EqSatz (Chu Min LI) :
EqSatz is
equivalency reasoning enhanced satz to solve satisfiability problems involving equivalency
clauses (Xor or modulo 2 arithmetics) such as 1<->2<->3 (equivalent
to four CNF clauses: -1 or -2 or 3, -1 or 2 or -3, 1 or -2 or -3, 1 or 2
or 3). EqSatz is the first method to
solve all the ten DIMACS 32 bit
parity par32-* instances (second IJCAI-97 challenge on propositional reasoning
and search) in reasonable time. To get
its source code click here. To compile it under Unix or Linux system, the
commande line looks like: gcc eqsatz20.c -O3 -o
eqsatz
References:
Chu Min LI, "Integrating
Equivalency reasoning into Davis-Putnam procedure", in the proceedings
of AAAI-2000. Austin Texas, USA, July 2000, Page 291-296.
Chu Min LI, ``Equivalent
literal propagation in Davis-Putnam procedure'', in Discrete Applied
Mathematics, Vol 130/2 pp 251-276, 2003.
Compactor (Chu
Min LI) :
The compactor is
used to simplify an input formula in DIMACS format. It is Satz without
branching. To get its source code, click here. Four operations are performed given an input
formula:
(i)
the input formula
is performed by adding resolvent of length < 4; e.g. if 1 2 3 and -1 2 4 are clauses, add a clause
2 3 4 into the formula.
(ii)
elimination of
pure literals;
(iii)
detection of
failure literals ;
(iv)
rename remaining
variables to be continuous;
The simplified formula is written into the file named "out" in
the directory where the compactor is run. The old and new variables are
written into the file named "var_table" in the directory where the
compactor runs.

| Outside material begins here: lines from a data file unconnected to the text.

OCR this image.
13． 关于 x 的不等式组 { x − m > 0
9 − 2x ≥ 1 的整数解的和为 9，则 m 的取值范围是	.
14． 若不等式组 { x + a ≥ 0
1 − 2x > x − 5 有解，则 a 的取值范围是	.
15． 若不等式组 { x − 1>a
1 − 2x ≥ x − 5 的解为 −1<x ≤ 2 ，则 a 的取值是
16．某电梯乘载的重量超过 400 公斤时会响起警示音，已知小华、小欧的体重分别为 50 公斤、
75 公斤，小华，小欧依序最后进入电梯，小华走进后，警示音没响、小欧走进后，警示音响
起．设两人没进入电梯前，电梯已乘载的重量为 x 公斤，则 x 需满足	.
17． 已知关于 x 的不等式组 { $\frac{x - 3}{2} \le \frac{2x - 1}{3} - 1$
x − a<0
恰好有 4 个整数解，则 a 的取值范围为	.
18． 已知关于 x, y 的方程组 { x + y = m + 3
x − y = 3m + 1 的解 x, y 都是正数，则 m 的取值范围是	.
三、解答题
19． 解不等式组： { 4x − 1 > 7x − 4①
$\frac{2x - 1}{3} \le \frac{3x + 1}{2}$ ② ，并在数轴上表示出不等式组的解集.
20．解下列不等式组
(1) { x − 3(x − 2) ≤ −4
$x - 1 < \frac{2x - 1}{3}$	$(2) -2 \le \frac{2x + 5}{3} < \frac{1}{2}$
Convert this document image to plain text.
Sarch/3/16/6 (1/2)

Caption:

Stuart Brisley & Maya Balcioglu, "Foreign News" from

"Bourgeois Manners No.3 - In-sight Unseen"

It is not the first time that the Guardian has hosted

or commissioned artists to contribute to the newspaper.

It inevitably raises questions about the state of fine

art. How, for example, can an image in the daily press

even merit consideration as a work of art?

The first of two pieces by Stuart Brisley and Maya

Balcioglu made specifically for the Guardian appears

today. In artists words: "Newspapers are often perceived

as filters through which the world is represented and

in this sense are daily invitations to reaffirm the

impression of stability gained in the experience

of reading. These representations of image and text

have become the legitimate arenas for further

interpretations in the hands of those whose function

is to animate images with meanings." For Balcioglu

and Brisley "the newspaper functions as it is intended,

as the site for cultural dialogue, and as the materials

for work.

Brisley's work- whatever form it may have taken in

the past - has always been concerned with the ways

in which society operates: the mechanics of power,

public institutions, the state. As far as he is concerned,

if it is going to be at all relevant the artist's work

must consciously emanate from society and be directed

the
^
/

This is a two-column file. The first column is the old variables in the original input formula which
are replaced in the simplified formula by
the variables in the second column.
Please don't hesitate to contact the author for any question and any
suggestion.
ParaSatz (Bernard
Jurkowiak, Chu Min LI, Gil Utard) :
ParaSatz is the
distributed/parallel version of Satz which can run on any machines in a local
network. For example, it can run on any Linux or Unix machines in a local
network. Based on sequential Satz, ParaSatz is developed by Bernard Jurkowiak,
Chu Min Li and Gil Utard. Particular thanks to Dominique Lazure for material
help.
ParaSatz uses the simple master/slave model for communication and
dynamically balances workload among slaves, i.e. a slave cannot be idle
whenever the resolution is not finished, since the most loaded working slave is
capable of giving a part of its work to the slave which has finished its own
work.
Moreover, ParaSatz supports fault-tolerant computing, i.e. the work
of any died slave will be continued by
other slaves. ParaSatz also supports partial computing, i.e. the entire
resolution can be stopped at any moment and continued later, which is
important for the so-called "global computing" using idle machines in
the world.
To get the source code of ParaSatz, click here.
Reference:
Bernard Jurkowiak, Chu Min LI, and Gil Utard, A
parallelization scheme based on work stealing for a class of SAT solvers, in
Journal of Automated Reasoning (2005) 34:73-101.